What a Journey

  • Published
  • By CMSgt. Jonai E. Jones-Renfroe
  • Superintendent, 127th Sustainment Services Flight
It's been a long journey, but I did not make the journey alone. I received help from others along the way, tools to aid me, guidance to keep me on track and Wingmen to assist in my travels as a Citizen Airman.

As I reflect back on my journey from childhood to the present, I'm reminded of many lessons in discipline from my parents and the military. I see how important learning the principle of discipline was and how it has guided me throughout my 28-year military career.

Growing up, my parents laid the ground work teaching me the importance of obedience, not playing with fire, not touching the stove, or playing with matches because I might burn myself or something else. They taught me the importance of not touching electrical appliances with wet hands, not going around the corner to the other block without asking and the importance of letting them know my whereabouts. They taught me not to talk or get in cars with strangers and to be in the house by the time the street lights came on. They also taught me to pay attention to my surrounding and for me and my siblings to look out for each other.

As I grew up and matured, I realized that some things hadn't changed. My parents instilled many tools of the trade that I would come to use within my profession. My parents, unbeknown to me, were preparing me for my future in the Air Force and that of an Airman.

Determined to be the best Airman I could, I used the T.O.s supplied to me: As a young Airman, my supervisors informed us to keep up with our correspondence courses; the Wing/CC instructed us to stay inspection ready and not be in a perpetual state of having to get ready for inspections; and the Air Force routinely instructed us to be in a state of 'Readiness' at all times. I'm not sure, but if your parents were anything like mine, they've been preparing us with the tools for this level of discipline and the journey the entire time they were raising us. The tools afforded me and mastered by me not only aided me to excel in the military, but the transferrable tools better prepared me for my civilian employment as well.

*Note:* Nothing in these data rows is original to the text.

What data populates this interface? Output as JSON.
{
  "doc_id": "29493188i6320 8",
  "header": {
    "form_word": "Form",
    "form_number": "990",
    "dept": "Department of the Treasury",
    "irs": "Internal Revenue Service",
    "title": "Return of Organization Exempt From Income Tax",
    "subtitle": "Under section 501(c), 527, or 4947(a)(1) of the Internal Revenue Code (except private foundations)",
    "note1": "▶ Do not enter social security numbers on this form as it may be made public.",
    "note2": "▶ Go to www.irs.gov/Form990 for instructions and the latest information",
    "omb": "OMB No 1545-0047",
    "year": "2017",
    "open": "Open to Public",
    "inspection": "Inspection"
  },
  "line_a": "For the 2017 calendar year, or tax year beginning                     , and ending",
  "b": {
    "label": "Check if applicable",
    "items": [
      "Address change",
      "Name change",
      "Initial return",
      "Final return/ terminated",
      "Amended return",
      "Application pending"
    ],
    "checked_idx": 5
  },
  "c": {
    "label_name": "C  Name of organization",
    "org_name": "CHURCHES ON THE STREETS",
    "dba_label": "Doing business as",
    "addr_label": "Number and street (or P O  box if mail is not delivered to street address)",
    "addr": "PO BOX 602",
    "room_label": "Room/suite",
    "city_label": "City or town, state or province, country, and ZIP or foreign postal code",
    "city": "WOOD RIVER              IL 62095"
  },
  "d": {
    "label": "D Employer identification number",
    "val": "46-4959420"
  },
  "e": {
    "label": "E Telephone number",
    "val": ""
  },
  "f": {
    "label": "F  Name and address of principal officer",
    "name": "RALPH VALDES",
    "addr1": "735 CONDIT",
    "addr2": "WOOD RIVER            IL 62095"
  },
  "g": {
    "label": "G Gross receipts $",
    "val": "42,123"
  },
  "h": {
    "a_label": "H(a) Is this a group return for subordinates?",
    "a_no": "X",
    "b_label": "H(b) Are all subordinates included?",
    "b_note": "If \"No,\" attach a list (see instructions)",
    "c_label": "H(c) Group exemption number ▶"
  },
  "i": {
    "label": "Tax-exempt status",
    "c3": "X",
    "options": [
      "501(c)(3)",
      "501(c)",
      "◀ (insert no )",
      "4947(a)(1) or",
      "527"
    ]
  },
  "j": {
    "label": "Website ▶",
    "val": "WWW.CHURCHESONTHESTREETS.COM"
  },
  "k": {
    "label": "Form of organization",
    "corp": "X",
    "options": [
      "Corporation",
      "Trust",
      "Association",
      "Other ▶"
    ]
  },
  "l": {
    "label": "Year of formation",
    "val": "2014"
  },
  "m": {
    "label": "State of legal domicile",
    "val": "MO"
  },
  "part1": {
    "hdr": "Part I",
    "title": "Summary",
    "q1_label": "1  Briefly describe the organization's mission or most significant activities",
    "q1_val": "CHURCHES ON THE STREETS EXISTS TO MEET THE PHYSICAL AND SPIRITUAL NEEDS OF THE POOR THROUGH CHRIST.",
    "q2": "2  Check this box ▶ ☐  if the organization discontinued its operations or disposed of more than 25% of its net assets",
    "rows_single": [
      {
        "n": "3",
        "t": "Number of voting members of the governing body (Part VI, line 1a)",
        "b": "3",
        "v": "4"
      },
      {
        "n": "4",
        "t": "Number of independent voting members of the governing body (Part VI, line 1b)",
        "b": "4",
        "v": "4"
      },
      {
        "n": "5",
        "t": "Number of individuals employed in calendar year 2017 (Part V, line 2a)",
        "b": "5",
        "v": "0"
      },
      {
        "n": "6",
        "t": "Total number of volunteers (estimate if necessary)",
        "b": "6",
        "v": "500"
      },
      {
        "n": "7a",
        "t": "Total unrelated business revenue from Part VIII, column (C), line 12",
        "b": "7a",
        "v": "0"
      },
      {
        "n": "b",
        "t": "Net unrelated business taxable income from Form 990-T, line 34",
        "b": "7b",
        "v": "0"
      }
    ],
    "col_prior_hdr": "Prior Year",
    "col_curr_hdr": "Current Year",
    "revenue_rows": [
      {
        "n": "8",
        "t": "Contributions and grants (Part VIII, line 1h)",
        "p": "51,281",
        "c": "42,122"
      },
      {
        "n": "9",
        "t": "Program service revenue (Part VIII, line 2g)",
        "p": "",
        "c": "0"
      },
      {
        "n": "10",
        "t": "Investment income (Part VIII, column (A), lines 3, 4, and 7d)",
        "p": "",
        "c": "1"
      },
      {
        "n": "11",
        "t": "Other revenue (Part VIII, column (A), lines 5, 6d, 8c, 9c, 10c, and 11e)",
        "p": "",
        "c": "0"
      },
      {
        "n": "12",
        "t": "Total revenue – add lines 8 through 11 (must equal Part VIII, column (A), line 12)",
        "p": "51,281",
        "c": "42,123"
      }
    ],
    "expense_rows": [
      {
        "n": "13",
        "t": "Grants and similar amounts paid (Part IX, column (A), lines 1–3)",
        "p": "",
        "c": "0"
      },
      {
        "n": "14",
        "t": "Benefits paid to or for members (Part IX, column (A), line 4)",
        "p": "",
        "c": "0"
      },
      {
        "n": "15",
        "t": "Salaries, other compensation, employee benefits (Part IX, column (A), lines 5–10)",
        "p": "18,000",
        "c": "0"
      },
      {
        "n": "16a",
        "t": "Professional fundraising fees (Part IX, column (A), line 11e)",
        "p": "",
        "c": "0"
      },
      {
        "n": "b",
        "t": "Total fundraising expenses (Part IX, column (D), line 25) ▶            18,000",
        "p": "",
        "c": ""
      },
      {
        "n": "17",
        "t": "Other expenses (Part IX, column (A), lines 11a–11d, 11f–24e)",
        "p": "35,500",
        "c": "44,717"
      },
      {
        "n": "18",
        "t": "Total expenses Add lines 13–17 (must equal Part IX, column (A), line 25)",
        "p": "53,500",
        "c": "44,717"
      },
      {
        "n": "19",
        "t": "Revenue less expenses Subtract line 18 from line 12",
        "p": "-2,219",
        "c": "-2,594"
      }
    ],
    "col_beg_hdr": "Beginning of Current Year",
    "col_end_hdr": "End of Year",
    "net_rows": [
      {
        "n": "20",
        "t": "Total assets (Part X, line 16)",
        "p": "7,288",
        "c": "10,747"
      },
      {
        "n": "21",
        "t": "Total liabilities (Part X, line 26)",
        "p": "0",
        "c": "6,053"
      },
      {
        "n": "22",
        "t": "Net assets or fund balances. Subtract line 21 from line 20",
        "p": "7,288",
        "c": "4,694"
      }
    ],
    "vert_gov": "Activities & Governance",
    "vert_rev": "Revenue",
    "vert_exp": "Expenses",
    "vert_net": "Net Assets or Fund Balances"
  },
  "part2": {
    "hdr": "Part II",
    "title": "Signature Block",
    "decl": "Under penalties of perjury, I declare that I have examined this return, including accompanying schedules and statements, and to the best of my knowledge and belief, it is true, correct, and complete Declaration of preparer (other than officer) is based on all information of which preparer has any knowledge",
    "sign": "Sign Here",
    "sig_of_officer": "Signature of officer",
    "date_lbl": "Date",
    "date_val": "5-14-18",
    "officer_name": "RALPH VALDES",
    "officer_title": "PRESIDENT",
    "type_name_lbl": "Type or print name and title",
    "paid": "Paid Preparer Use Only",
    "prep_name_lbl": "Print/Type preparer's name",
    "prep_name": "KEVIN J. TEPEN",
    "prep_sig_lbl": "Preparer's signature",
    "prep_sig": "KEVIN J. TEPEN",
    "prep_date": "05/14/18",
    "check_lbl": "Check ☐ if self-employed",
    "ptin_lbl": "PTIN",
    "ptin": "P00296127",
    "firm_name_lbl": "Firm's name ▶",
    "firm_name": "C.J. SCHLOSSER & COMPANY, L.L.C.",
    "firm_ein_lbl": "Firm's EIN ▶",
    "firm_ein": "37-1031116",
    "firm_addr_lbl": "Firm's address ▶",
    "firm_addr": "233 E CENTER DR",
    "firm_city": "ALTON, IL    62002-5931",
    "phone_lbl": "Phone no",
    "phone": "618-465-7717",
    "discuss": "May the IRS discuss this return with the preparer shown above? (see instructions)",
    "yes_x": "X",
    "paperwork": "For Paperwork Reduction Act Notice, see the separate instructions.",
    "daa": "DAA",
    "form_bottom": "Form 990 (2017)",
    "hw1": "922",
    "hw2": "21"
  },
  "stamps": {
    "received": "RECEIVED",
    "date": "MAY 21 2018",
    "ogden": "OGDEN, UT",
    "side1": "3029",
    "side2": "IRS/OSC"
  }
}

Integrity, as we know, is one of the Air Force's Core Values, but it has been and still is an integral part of my decision making process. It has helped to shape me into the person I am today. I've had to make conscious decision on whether to please one, set the example or simply do the right thing for the whole. The journey sometime appeared to be lonely, but the Air Force already had given me the tools - Wingmen.

Standards gave me my roadmap and stamina gave me the endurance to stay on the road. The standards helped me to avoid pitfalls, minimized the pumps in the roads and aided me to bypass most obstructions on the journey.

Commitment afforded me the opportunities to meet challenges and helped me to cultivate my skills. I had to be committed to the ANG, which opened the door to accepting additional duties, which facilitated broadening my skill set.

Involvement in the numerous activities assisted me in expanding my networking capacity. Being involved allowed me the opportunity to network with wing and other military and civilian personnel, which gave me an avenue to aid in resolving issues and/or concerns.

Principles were the guide to participation and helped me with the patience needed to train others so that all of us could perform at our optimal potential. Doing what was right, even when others might have said it was easier, not being afraid to try and understanding that everyone does not develop at the same rate, are keys to one's own development.

Leadership, in my role as a liaison, I had the tenacity to run the course and the longevity to stay the course. A leader doesn't sit by while others are working toward completing educational requirements, they lead by example.

Intuitiveness aided me in planning and put me on the right path for all my initiatives. Understanding the need for a process germane to your operation and implementing that process can only be accomplished by thinking outside the box.

Neighborly traits learned and utilized by me weren't just for the military community and being noble was just as important. Being able to give back to both the military and civilian community with my involvement with Habitat for Humanity and the Honor & Color Guard were worth the journey.

Encouraging others to succeed is essential! The incalculable applications of this act of kindness and helpfulness has been witnessed and participated in by many and it has produced amazing results and manifested into a-job-well-done.
Do you find that what you learned growing up has prepared you to take on the missions assigned to you? Are you disciplined to assist your Wingman, supervisor, manager, Chief, Ops Ofcr, CC, Wing, HQ and the U.S. Air Force to be the best it can be with the discipline needed to successfully complete the mission? Everybody can't be the best, but if you already are, don't let anyone take that from you. If you're not, pull and expand on the discipline you grew up with and have, the discipline you used to take and successfully pass the entrance exam to join the military, what you used to get promoted and secure your current employment and what you will use to accomplish the impending and obtainable goal of being the Best.

On this journey, love, loyalty, pride, duty, service, camaraderie, achievement, knowledge and information and the value obtained from all these sources minimized and out-weighed any disappointments, which were few and far between.

I didn't make the journey by myself. I had discipline and the support of family, the guidance and instructions from the Air Force, the latitude from my civilian employer to defend my country and the PRIDE within to complete my mission to Fly, Fight and Win. For me, its taken discipline to mold me into the Airman that has transcended me into the Citizen Airman I am today. I am and will always be an Airman.